How do you live this in Möllenhagen?
We are a small team of ten colleagues. Once a month we have breakfast together and every morning we meet for a team dialogue, as it is standard at all Xella plants in Germany.
What is it all about?
Safety is our top priority and therefore always comes first. So we start the dialogue with a Safety Moment.
What is that exactly?
At the beginning, the employees report on a so-called safety moment. This draws everyone's attention to the issue of safety. The goal of a Safety Moment is to help all employees recognise potential hazards and take appropriate action to avoid them. Just to name a few: always stay alert to the issue of safety, wear appropriate PPE, use handrails when climbing stairs. The team dialogue is also about the performance of our site.

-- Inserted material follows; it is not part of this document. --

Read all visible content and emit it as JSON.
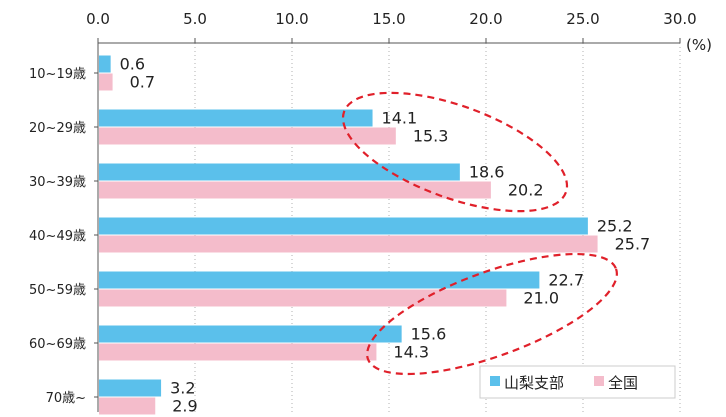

The exchange does not stop there. Everyone is encouraged to say where he or she sees a need for action in the plant, where a repair is needed or where we require support from a specialist company. So I not only have daily contact with every employee. Through our close exchange, I also have the chance to identify very quickly where something is not running well. It is important to me that everyone in the team knows that their work, experience and assessment are valued.
Does that mean you also get feedback more quickly from the other team members?
Fortunately, that happens. I appreciate clear communication on both sides when it comes to difficult issues. That is also a sign of mutual appreciation.
Your predecessor as plant manager was probably a completely different person from you. Was that a big change for your team?
It was certainly an adjustment, but with clear communication, transparency and appreciation, it works.